Posted by Elizabet on July 13, 1999, at 17:15:07

In reply to Re: chronic pain: not always "just in your head", posted by Racer on July 12, 1999, at 10:49:55

Hi Racer. You're sounding a little better/less down these days; that's good. I hope it continues.

> Not scoliosis in my case, but chronic pain is an old acquaintance. I have a genetic condition that destroys my joints.

:-( That's got to suck, especially with the depression too (they probably feed off each other, huh?). What is the name of the condition, if I may ask?

>Depression makes the pain much much worse, right now it is at the point I find it very difficult to sleep.

Sleep loss is one of my main complaints resullting from the pain, yeah.

>But since I've lived with it constantly since my teens, I can tell you some things I've found that help, too.

Goody. :-)

> First of all, chronic pain is really bad for your mental state, since it erodes your resources as water erodes a rock. Be sure that you can find an outlet for that frustration, someone sympathetic to complain to, a doctor willing to try new treatments, whatever.

My friends have been really sympathetic and understanding. And, thank goodness, the pain clinic I've been going to seems pretty progressive.

> Secondly, exercise to strengthen the muscles surrounding the affected area is the best of all possible treatments. My lower back pain comes from having broken my tailbone twice. I do some stretching exercises for it, and abdominal exercises. It really does help, as does better posture. If you can find a class in your area, try Yoga. It's really fabulous for backs.

Physical therapy was one of the recommendations the pain doc made, and even though I've already had it and it didn't help, I'm going to give it another try and see if it will work now that they have more of a clue what's going on (like, a real diagnosis for example).
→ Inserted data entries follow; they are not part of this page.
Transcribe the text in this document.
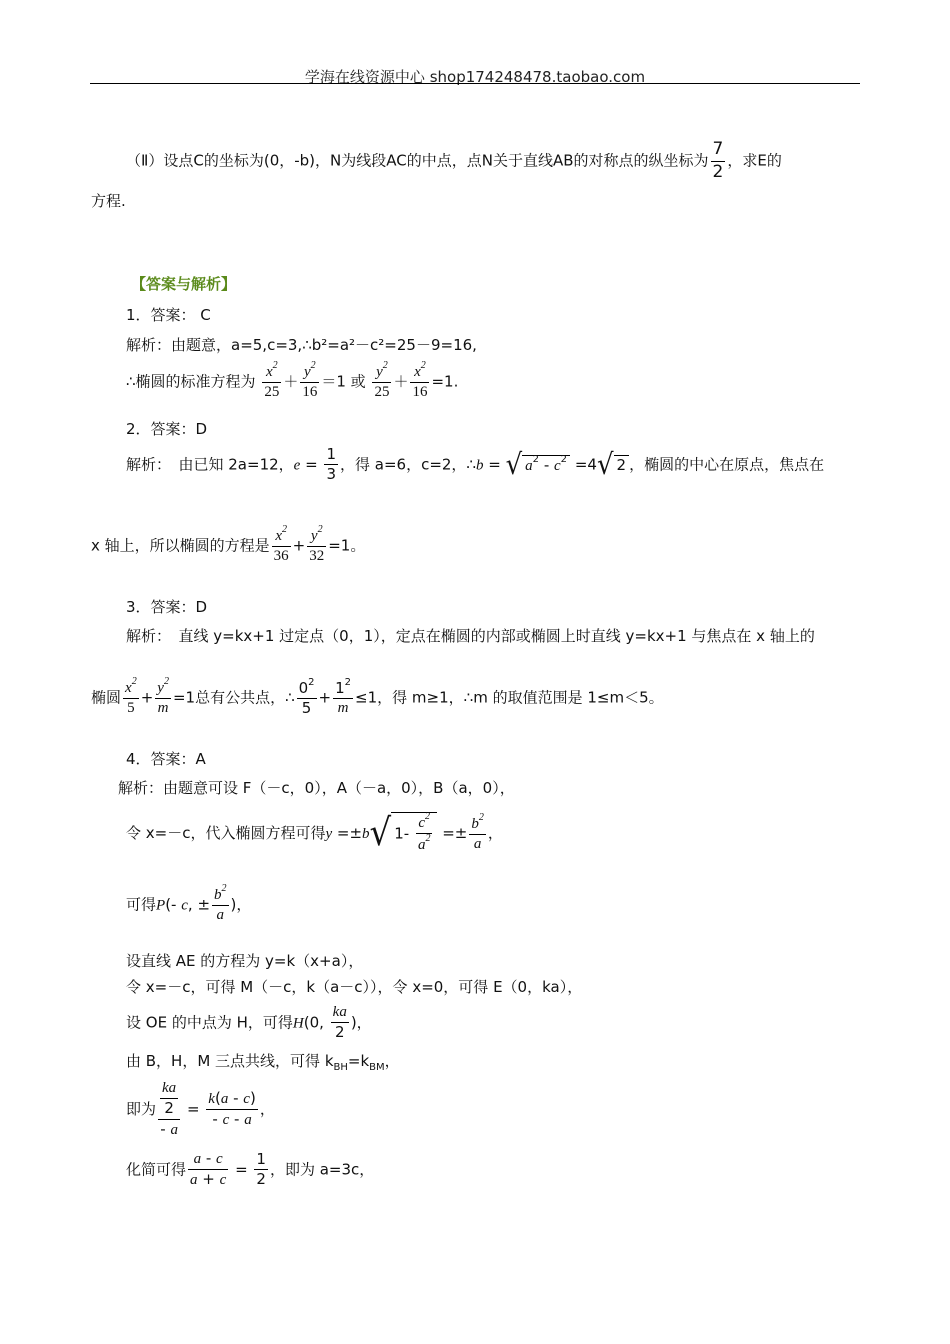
学海在线资源中心 shop174248478.taobao.com
（Ⅱ）设点C的坐标为(0，-b)，N为线段AC的中点，点N关于直线AB的对称点的纵坐标为 $\frac{7}{2}$ ，求E的
方程.
【答案与解析】
1．答案： C
解析：由题意，a=5,c=3,∴b²=a²－c²=25－9=16,
∴椭圆的标准方程为 $\frac{x^2}{25} + \frac{y^2}{16} =1$ 或 $\frac{y^2}{25} + \frac{x^2}{16} =1$.
2．答案：D
解析：　由已知 2a=12，$e = \frac{1}{3}$ ，得 a=6，c=2，∴b = √ $a^2 - c^2 =4√$ 2 ，椭圆的中心在原点，焦点在
x 轴上，所以椭圆的方程是 $\frac{x^2}{36} + \frac{y^2}{32} =1$。
3．答案：D
解析：　直线 y=kx+1 过定点（0，1），定点在椭圆的内部或椭圆上时直线 y=kx+1 与焦点在 x 轴上的
椭圆 $\frac{x^2}{5} + \frac{y^2}{m} =1$总有公共点，∴ $\frac{0^2}{5} + \frac{1^2}{m} \le 1$，得 m≥1，∴m 的取值范围是 1≤m＜5。
4．答案：A
解析：由题意可设 F（－c，0），A（－a，0），B（a，0），
令 x=－c，代入椭圆方程可得y =±b√ $1- \frac{c^2}{a^2} =\pm \frac{b^2}{a}$ ，
可得P(- c, ± $\frac{b^2}{a}$ )，
设直线 AE 的方程为 y=k（x+a），
令 x=－c，可得 M（－c，k（a－c）），令 x=0，可得 E（0，ka），
设 OE 的中点为 H，可得H(0, $\frac{ka}{2}$ )，
由 B，H，M 三点共线，可得 $k_{BH}=k_{BM}$，
即为 $\frac{\frac{ka}{2}}{- a} = \frac{k(a - c)}{- c - a}$ ，
化简可得 $\frac{a - c}{a + c} = \frac{1}{2}$ ，即为 a=3c，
I also try to stay active whenever I can, though I don't do any specific exercises at the moment. Apparently posture, and not so much muscle weakness, is the difficulty here.

A friend and I had talked about taking a yoga class together at this place in Harvard Square. I'll have to give her a call and find out if she's still up for it.
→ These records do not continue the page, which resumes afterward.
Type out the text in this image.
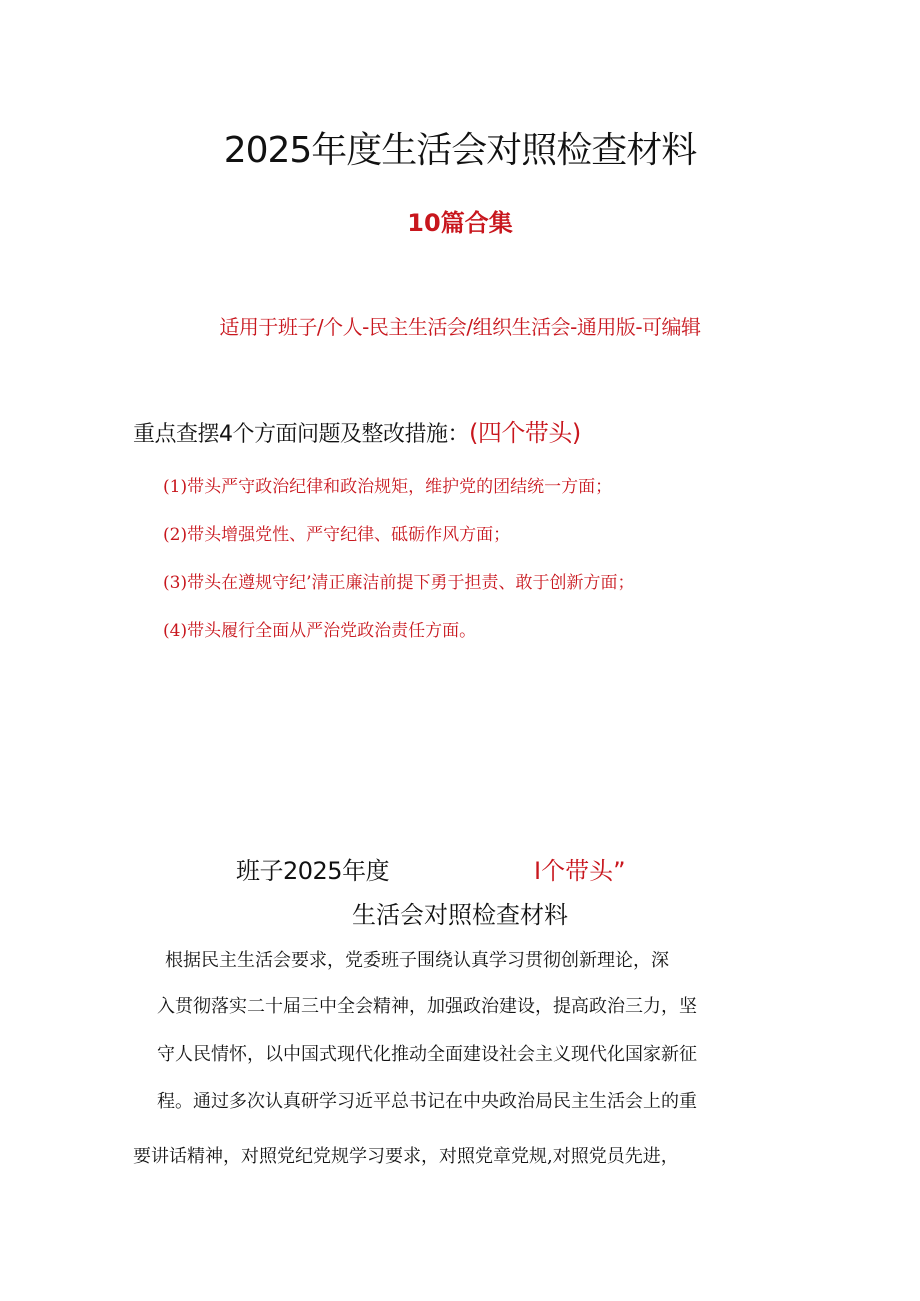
2025年度生活会对照检查材料
10篇合集
适用于班子/个人-民主生活会/组织生活会-通用版-可编辑
重点查摆4个方面问题及整改措施：(四个带头)
(1)带头严守政治纪律和政治规矩，维护党的团结统一方面；
(2)带头增强党性、严守纪律、砥砺作风方面；
(3)带头在遵规守纪’清正廉洁前提下勇于担责、敢于创新方面；
(4)带头履行全面从严治党政治责任方面。
班子2025年度	I个带头”
生活会对照检查材料
根据民主生活会要求，党委班子围绕认真学习贯彻创新理论，深
入贯彻落实二十届三中全会精神，加强政治建设，提高政治三力，坚
守人民情怀，以中国式现代化推动全面建设社会主义现代化国家新征
程。通过多次认真研学习近平总书记在中央政治局民主生活会上的重
要讲话精神，对照党纪党规学习要求，对照党章党规,对照党员先进，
> Finally, while they have their problems too, the best drugs I've found for my pain are NSAIDs. They're not addictive, and the best one of those I've found is Zorprin. You know what it is? Aspirin, in a different base. The base keeps it from getting toxic at the doses required to fix my troubles. It really works better than anything else, though. Miracle drug.
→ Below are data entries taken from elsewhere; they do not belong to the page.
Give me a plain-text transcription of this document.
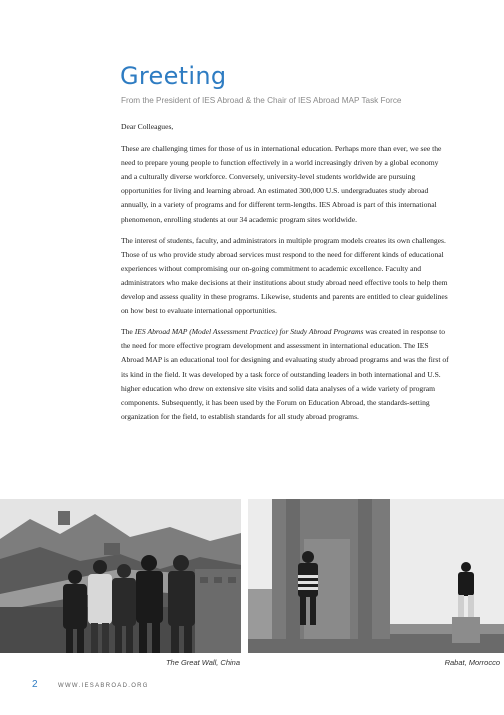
Greeting
From the President of IES Abroad & the Chair of IES Abroad MAP Task Force

Dear Colleagues,

These are challenging times for those of us in international education. Perhaps more than ever, we see the need to prepare young people to function effectively in a world increasingly driven by a global economy and a culturally diverse workforce. Conversely, university-level students worldwide are pursuing opportunities for living and learning abroad. An estimated 300,000 U.S. undergraduates study abroad annually, in a variety of programs and for different term-lengths. IES Abroad is part of this international phenomenon, enrolling students at our 34 academic program sites worldwide.

The interest of students, faculty, and administrators in multiple program models creates its own challenges. Those of us who provide study abroad services must respond to the need for different kinds of educational experiences without compromising our on-going commitment to academic excellence. Faculty and administrators who make decisions at their institutions about study abroad need effective tools to help them develop and assess quality in these programs. Likewise, students and parents are entitled to clear guidelines on how best to evaluate international opportunities.

The IES Abroad MAP (Model Assessment Practice) for Study Abroad Programs was created in response to the need for more effective program development and assessment in international education. The IES Abroad MAP is an educational tool for designing and evaluating study abroad programs and was the first of its kind in the field. It was developed by a task force of outstanding leaders in both international and U.S. higher education who drew on extensive site visits and solid data analyses of a wide variety of program components. Subsequently, it has been used by the Forum on Education Abroad, the standards-setting organization for the field, to establish standards for all study abroad programs.

The Great Wall, China	Rabat, Morrocco
2	WWW.IESABROAD.ORG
I've tried many, many NSAIDs, none helped even a little bit. The two things that helped me were Nardil (hydrazide MAOI) and Fioricet (barbiturate with APAP and caffeine added). Jury's still out on the baclofen that I'm trying now. I'm considering switching from Parnate (nonhydrazide, doesn't help) to Marplan (hydrazide, might help???).

> You're right about pain being ignored at times. Especially in women, and especially in depressed patients. It's a good start that you've found someone who took it seriously enough to diagnose it. Good luck on treatment.

Thank you, and thanks for your thoughtful advice.